Plusieurs centaines d'acteurs politiques et économiques étaient réunis lundi à Dakar pour le premier forum économique de la Francophonie, afin de donner un élan au "potentiel" que représente cet espace, a constaté un journaliste de l'AFP.

Le Forum économique de la Francophonie (FEF) se tient au lendemain du XVe sommet de l'Organisation internationale de la Francophonie (OIF), qui a adopté une stratégie économique destiné à renforcer les échanges entre ses membres et mieux positionner l'OIF dans le monde sur le plan économique.

La réunion, qui se poursuit jusqu'à mardi, regroupe des centaines de participants dont des opérateurs économiques, des responsables d'organisations internationales, des dirigeants politiques dont le chef de l'Etat sénégalais Macky Sall et l'ex-Premier ministre français et maire de Bordeaux Alain Juppé.

La Francophonie est "une force économique" dans le monde, représentant 16% du produit intérieur brut (PIB) mondial, 14% des réserves mondiales de ressources naturelles et 20% du commerce mondial, a déclaré le président Sall.

"Comment transformer ce potentiel en opportunités concrètes d'échanges et d'investissements ? Au-delà de la langue, quelles facilités pour accompagner les échanges intra-francophones?", a-t-il ajouté.

Pour lui, "l'avenir de la Francophonie ne peut pas se résumer" à la culture ou à la politique.

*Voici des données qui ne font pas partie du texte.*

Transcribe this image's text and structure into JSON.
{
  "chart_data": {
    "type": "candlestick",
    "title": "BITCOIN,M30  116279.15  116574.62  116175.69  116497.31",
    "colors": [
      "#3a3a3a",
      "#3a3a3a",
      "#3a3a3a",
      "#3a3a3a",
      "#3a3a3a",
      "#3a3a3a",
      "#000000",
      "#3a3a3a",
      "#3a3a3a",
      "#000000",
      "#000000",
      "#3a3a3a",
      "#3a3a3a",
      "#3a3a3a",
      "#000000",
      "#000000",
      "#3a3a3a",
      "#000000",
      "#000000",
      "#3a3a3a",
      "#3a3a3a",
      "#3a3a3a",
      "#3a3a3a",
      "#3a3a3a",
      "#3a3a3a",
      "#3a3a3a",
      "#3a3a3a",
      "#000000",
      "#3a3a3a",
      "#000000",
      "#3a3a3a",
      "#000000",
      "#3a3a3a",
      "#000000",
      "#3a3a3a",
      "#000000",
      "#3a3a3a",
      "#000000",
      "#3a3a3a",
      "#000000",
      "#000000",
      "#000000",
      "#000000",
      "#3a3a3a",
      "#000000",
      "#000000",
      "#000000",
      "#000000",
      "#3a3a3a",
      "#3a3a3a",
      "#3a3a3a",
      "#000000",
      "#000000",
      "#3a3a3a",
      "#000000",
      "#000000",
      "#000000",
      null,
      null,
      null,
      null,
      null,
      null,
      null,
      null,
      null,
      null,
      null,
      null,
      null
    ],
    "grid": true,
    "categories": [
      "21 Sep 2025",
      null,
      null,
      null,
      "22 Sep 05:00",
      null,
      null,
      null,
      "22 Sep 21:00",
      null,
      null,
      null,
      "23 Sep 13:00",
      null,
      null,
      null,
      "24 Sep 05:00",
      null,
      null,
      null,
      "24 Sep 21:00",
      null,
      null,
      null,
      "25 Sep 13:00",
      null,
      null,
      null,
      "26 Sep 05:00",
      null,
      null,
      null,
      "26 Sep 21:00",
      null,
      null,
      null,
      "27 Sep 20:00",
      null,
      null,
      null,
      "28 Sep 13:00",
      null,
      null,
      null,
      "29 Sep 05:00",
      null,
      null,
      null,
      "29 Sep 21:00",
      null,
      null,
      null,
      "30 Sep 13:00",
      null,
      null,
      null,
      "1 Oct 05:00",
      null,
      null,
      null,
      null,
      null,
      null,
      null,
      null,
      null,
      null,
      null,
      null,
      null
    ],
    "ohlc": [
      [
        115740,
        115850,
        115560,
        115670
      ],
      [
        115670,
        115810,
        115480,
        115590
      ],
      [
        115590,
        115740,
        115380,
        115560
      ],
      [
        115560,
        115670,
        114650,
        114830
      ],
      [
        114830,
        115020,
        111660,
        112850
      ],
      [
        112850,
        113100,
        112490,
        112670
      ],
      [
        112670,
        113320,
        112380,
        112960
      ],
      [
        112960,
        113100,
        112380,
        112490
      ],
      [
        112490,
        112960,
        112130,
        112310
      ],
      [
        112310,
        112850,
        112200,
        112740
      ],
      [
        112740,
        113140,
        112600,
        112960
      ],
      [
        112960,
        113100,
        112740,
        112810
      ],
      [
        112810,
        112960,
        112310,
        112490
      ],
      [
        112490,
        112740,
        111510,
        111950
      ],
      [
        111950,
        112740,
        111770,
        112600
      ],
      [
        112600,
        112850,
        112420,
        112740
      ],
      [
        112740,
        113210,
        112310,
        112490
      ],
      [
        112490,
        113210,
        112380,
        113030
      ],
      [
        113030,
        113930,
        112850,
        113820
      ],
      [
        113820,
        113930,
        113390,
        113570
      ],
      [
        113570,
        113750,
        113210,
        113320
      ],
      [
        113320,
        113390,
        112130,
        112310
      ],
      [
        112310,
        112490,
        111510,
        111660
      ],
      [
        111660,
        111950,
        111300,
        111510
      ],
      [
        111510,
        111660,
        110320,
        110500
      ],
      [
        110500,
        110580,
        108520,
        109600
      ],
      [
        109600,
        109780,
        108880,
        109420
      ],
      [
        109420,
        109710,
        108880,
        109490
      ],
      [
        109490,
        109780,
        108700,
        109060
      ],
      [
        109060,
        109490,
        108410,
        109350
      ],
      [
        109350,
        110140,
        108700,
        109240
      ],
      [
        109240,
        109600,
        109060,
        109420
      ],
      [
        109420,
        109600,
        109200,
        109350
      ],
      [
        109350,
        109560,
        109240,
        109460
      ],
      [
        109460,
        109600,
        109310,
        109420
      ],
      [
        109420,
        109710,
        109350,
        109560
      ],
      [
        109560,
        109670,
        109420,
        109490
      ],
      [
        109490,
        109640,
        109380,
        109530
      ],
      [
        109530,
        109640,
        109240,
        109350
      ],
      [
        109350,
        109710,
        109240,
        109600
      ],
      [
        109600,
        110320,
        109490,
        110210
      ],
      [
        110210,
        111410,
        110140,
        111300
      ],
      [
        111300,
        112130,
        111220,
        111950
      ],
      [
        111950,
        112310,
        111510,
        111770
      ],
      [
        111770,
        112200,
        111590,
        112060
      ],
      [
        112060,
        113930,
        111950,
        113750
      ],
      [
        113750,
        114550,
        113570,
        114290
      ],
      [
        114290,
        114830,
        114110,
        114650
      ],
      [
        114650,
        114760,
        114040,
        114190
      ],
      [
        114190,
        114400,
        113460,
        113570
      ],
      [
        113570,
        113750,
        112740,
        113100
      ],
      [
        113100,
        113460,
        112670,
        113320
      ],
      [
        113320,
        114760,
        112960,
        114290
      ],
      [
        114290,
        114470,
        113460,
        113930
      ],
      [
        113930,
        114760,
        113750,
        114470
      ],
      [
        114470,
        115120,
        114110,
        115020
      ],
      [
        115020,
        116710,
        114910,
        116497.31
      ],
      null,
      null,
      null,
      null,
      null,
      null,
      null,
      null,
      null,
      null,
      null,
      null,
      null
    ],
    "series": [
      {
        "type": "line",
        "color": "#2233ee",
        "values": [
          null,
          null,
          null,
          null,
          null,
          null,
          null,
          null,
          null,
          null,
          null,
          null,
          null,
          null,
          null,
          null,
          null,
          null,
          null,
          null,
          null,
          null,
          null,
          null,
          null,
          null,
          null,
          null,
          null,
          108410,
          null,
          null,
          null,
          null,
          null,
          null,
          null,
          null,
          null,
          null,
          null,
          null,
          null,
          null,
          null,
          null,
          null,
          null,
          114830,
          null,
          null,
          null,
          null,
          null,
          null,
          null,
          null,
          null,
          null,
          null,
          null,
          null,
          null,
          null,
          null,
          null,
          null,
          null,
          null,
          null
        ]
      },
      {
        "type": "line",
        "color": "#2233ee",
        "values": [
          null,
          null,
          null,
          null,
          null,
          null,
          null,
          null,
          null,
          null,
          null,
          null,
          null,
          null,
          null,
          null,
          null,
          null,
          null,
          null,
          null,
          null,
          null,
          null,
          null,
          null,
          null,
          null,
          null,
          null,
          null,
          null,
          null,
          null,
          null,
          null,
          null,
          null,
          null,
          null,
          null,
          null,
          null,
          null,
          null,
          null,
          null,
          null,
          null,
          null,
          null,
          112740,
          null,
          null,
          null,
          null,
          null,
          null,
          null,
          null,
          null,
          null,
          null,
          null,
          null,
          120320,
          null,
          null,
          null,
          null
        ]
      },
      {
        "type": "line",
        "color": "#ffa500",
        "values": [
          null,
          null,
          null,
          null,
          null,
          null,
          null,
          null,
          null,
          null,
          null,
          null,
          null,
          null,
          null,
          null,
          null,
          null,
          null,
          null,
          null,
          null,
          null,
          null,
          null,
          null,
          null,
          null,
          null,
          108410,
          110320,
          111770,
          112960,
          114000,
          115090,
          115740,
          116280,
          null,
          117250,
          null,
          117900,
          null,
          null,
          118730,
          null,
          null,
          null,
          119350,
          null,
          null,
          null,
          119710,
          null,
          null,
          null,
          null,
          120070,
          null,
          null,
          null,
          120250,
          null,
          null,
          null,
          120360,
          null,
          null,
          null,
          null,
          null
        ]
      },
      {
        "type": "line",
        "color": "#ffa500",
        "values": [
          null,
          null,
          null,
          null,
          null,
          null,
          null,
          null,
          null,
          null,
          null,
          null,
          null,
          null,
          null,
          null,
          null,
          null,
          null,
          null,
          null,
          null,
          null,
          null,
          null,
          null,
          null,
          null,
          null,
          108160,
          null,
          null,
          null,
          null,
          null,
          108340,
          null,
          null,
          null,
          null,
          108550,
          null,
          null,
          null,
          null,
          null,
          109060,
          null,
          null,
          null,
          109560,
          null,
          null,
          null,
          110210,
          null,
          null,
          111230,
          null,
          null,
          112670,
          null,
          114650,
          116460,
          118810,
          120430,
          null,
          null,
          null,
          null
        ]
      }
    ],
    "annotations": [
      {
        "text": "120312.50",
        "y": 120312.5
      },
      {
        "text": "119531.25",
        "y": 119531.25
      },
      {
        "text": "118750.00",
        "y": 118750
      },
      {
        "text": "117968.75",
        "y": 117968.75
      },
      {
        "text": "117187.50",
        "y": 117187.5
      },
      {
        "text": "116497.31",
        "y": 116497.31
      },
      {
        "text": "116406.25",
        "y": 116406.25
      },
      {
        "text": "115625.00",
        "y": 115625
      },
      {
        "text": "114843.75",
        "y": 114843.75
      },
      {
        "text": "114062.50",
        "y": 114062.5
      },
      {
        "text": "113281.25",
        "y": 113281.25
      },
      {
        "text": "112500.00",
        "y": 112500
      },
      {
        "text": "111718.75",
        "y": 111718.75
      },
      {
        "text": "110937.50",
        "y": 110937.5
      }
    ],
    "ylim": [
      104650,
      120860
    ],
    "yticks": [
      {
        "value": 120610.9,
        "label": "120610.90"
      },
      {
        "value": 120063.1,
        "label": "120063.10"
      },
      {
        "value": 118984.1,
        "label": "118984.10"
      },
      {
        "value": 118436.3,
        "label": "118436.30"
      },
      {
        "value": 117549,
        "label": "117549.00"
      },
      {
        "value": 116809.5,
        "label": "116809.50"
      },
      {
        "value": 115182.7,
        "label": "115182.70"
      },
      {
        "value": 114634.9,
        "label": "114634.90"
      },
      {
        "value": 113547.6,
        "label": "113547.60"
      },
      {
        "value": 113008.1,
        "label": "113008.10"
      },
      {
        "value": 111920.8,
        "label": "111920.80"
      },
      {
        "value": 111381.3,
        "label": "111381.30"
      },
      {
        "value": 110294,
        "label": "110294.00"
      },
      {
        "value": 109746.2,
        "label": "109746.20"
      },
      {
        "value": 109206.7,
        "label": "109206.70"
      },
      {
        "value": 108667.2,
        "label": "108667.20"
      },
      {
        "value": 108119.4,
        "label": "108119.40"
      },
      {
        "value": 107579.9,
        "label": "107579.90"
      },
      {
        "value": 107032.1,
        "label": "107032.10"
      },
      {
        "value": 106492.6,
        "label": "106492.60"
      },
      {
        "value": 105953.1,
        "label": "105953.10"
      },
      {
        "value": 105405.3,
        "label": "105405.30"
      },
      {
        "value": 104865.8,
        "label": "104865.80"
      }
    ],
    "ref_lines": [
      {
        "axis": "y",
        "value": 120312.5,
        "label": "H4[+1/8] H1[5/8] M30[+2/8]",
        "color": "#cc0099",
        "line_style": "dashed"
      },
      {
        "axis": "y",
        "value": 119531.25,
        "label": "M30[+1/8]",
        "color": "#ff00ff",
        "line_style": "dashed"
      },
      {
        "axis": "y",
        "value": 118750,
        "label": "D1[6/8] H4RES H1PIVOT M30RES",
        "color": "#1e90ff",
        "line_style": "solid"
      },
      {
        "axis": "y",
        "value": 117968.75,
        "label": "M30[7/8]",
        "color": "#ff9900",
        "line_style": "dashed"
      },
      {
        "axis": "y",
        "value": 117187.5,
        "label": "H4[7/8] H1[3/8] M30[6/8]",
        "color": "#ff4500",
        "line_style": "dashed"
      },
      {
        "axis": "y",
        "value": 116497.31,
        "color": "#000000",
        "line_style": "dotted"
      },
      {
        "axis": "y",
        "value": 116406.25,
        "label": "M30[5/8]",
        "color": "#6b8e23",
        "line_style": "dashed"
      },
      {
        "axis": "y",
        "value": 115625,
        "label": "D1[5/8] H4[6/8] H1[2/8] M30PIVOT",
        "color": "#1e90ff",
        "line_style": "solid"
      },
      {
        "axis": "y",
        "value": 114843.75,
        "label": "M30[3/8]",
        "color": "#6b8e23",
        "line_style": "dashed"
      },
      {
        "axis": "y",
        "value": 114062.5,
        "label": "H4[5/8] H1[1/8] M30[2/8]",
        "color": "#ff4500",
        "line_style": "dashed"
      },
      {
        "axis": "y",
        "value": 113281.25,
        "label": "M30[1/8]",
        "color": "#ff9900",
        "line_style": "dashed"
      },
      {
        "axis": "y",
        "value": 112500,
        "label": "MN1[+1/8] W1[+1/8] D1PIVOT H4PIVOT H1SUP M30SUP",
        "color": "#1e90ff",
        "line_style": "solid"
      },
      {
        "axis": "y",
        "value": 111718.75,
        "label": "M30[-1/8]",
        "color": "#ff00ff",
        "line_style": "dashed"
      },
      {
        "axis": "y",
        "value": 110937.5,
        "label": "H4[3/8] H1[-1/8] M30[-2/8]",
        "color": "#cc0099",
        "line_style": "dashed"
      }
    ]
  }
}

Il "se jouera sur le terrain économique", la région sera prospère "par le commerce, les échanges et les investissements".

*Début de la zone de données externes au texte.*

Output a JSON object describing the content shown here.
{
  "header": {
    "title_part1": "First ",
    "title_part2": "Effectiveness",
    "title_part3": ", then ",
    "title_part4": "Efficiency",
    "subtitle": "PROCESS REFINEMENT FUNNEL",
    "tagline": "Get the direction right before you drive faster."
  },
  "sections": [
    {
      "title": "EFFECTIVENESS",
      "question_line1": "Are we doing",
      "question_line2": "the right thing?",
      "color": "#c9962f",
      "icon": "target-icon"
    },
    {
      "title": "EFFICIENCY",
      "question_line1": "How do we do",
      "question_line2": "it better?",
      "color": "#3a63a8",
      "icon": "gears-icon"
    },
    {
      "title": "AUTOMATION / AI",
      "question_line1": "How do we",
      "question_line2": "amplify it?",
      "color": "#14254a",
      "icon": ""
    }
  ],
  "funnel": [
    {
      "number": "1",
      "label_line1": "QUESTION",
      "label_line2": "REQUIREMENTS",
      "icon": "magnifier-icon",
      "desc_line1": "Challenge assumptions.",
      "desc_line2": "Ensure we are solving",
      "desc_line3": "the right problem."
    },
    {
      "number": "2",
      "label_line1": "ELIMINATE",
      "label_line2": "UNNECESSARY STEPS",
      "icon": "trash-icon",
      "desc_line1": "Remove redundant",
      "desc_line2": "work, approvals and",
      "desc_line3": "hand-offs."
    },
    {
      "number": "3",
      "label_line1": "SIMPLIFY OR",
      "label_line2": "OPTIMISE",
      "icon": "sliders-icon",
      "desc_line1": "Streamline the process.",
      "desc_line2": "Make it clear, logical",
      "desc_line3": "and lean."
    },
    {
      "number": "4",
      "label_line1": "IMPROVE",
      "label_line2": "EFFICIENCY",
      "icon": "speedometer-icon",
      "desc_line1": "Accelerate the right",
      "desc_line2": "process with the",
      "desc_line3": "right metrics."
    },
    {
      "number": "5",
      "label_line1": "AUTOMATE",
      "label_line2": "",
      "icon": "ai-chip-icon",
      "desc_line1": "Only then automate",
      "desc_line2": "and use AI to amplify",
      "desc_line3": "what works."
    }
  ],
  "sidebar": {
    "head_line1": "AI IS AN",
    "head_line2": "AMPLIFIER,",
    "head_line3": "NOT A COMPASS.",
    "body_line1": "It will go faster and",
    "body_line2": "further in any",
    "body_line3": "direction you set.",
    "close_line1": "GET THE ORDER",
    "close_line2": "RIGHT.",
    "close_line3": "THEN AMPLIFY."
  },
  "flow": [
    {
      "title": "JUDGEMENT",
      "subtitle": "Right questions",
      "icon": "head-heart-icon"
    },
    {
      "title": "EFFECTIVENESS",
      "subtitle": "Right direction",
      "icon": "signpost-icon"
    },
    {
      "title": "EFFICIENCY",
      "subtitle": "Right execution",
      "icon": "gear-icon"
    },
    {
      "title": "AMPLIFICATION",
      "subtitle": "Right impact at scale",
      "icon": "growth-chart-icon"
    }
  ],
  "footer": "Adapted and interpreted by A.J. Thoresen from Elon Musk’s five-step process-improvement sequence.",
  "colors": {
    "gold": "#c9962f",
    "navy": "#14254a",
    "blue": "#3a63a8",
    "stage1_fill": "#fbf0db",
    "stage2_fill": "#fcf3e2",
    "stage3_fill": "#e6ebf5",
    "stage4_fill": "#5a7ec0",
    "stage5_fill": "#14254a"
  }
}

"Les composantes de l'espace francophone ne sont pas homogènes ni d'égale puissance. Il nous faut tenir compte de toutes ces réalités", a souligné le président sénégalais.

La cérémonie d'ouverture s'est déroulée en présence de l'ex-président sénégalais Abdou Diouf, qui a dirigé l'OIF douze ans et doit céder à la fin de l'année son fauteuil à l'ex-gouverneure générale du Canada Michaëlle Jean, désignée dimanche pour lui succéder.

M. Diouf a estimé que les pays francophones avaient "tous les atouts pour réussir un espace économique dynamique". Il a recommandé "la sécurisation des affaires" par la création d'un environnement juridique qui protège les investisseurs.

"Je crois à la Francophonie, à l'Afrique et à la nécessité de resserrer le partenariat entre la France et l'Afrique", a lancé de son côté Alain Juppé.

"Nous avons le devoir de développer davantage la dimension économique de la Francophonie", a ajouté M. Juppé, se déclarant "afro-optimiste". 

Selon lui, "le XXIe siècle ne se fera pas sans l'Afrique. L'Afrique est désormais une nouvelle frontière".